Angola's short-timers share dormitories with their mentors but aren't isolated from some 6,300 other inmates.
"I want them to be exposed to the pressures and the temptations of prison," Stagg said. "They need to be able to learn how to fight those temptations off."
Short-timers get drug treatment and have to have a GED diploma. Stagg said lessons about morals and values are crucial to the program.
"Their main job is to teach them to refocus their life, to change their heart and mind," he said.
Most states employ re-entry programs, drug courts and other specialty courts to reduce recidivism rates. What makes the Angola program unique, experts said, is the mentoring by lifers and the courts' role in selecting and monitoring participants from the beginning to the end of their sentences.
"I haven't seen it operate in the U.S. in this way at all," said David Khey, a criminal justice professor at the University of Louisiana at Lafayette.

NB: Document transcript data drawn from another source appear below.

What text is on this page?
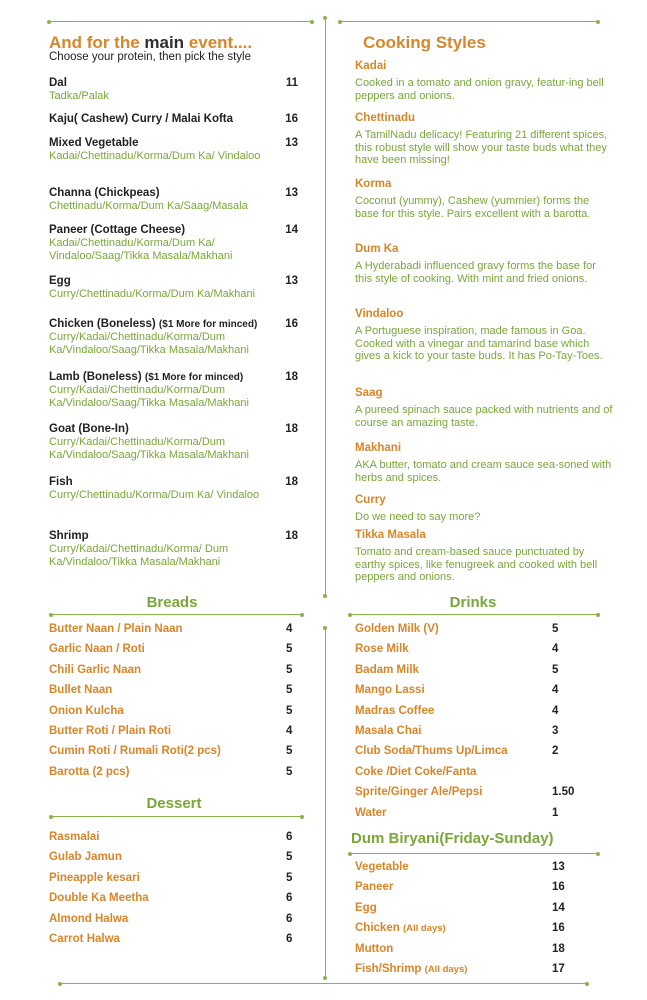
And for the main event....
Choose your protein, then pick the style
Dal	11
Tadka/Palak
Kaju( Cashew) Curry / Malai Kofta	16
Mixed Vegetable	13
Kadai/Chettinadu/Korma/Dum Ka/ Vindaloo
Channa (Chickpeas)	13
Chettinadu/Korma/Dum Ka/Saag/Masala
Paneer (Cottage Cheese)	14
Kadai/Chettinadu/Korma/Dum Ka/ Vindaloo/Saag/Tikka Masala/Makhani
Egg	13
Curry/Chettinadu/Korma/Dum Ka/Makhani
Chicken (Boneless) ($1 More for minced)	16
Curry/Kadai/Chettinadu/Korma/Dum Ka/Vindaloo/Saag/Tikka Masala/Makhani
Lamb (Boneless) ($1 More for minced)	18
Curry/Kadai/Chettinadu/Korma/Dum Ka/Vindaloo/Saag/Tikka Masala/Makhani
Goat (Bone-In)	18
Curry/Kadai/Chettinadu/Korma/Dum Ka/Vindaloo/Saag/Tikka Masala/Makhani
Fish	18
Curry/Chettinadu/Korma/Dum Ka/ Vindaloo
Shrimp	18
Curry/Kadai/Chettinadu/Korma/ Dum Ka/Vindaloo/Tikka Masala/Makhani
Cooking Styles
Kadai
Cooked in a tomato and onion gravy, featur-ing bell peppers and onions.
Chettinadu
A TamilNadu delicacy! Featuring 21 different spices, this robust style will show your taste buds what they have been missing!
Korma
Coconut (yummy), Cashew (yummier) forms the base for this style. Pairs excellent with a barotta.
Dum Ka
A Hyderabadi influenced gravy forms the base for this style of cooking. With mint and fried onions.
Vindaloo
A Portuguese inspiration, made famous in Goa. Cooked with a vinegar and tamarind base which gives a kick to your taste buds. It has Po-Tay-Toes.
Saag
A pureed spinach sauce packed with nutrients and of course an amazing taste.
Makhani
AKA butter, tomato and cream sauce sea-soned with herbs and spices.
Curry
Do we need to say more?
Tikka Masala
Tomato and cream-based sauce punctuated by earthy spices, like fenugreek and cooked with bell peppers and onions.
Breads
Butter Naan / Plain Naan	4
Garlic Naan / Roti	5
Chili Garlic Naan	5
Bullet Naan	5
Onion Kulcha	5
Butter Roti / Plain Roti	4
Cumin Roti / Rumali Roti(2 pcs)	5
Barotta (2 pcs)	5
Dessert
Rasmalai	6
Gulab Jamun	5
Pineapple kesari	5
Double Ka Meetha	6
Almond Halwa	6
Carrot Halwa	6
Drinks
Golden Milk (V)	5
Rose Milk	4
Badam Milk	5
Mango Lassi	4
Madras Coffee	4
Masala Chai	3
Club Soda/Thums Up/Limca	2
Coke /Diet Coke/Fanta
Sprite/Ginger Ale/Pepsi	1.50
Water	1
Dum Biryani(Friday-Sunday)
Vegetable	13
Paneer	16
Egg	14
Chicken (All days)	16
Mutton	18
Fish/Shrimp (All days)	17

Only nine court jurisdictions, including in New Orleans and Baton Rouge, are currently authorized to participate in Angola's program and a smaller companion program at a women's prison. But the state Supreme Court appointed a participating judge to examine how the program could be expanded elsewhere, with Khey's input.
So far, only one of 27 program graduates from one court jurisdiction alone has returned to prison since the first was released in 2013 — what Khey calls a "very promising" rate.
Statewide, approximately 36 percent of Louisiana offenders return to prison within 3 years, state corrections figures show.
Defendants charged with sex offenses or facing sentences longer than 10 years aren't eligible. Program graduates get five years of court-supervised probation once released.
"This is not a free pass for anybody," said Judge Scott Schlegel in greater New Orleans' Jefferson Parish. "If you want to change, we are here to help you succeed."
Montrel Stiebling entered Angola without a high-school degree or a trade after pleading guilty to an attempted firearm possession charge that could have meant a decade behind bars. The 25-year-old earned his GED diploma and passed two Automotive Service Excellence certification tests in prison.
Six months ago, he landed a job at a New Orleans car dealership's body shop.
"I don't think anybody should spend a day up there, but I don't regret it because it helped me out a lot," said Stiebling, who was freed in 2012 but remains on probation.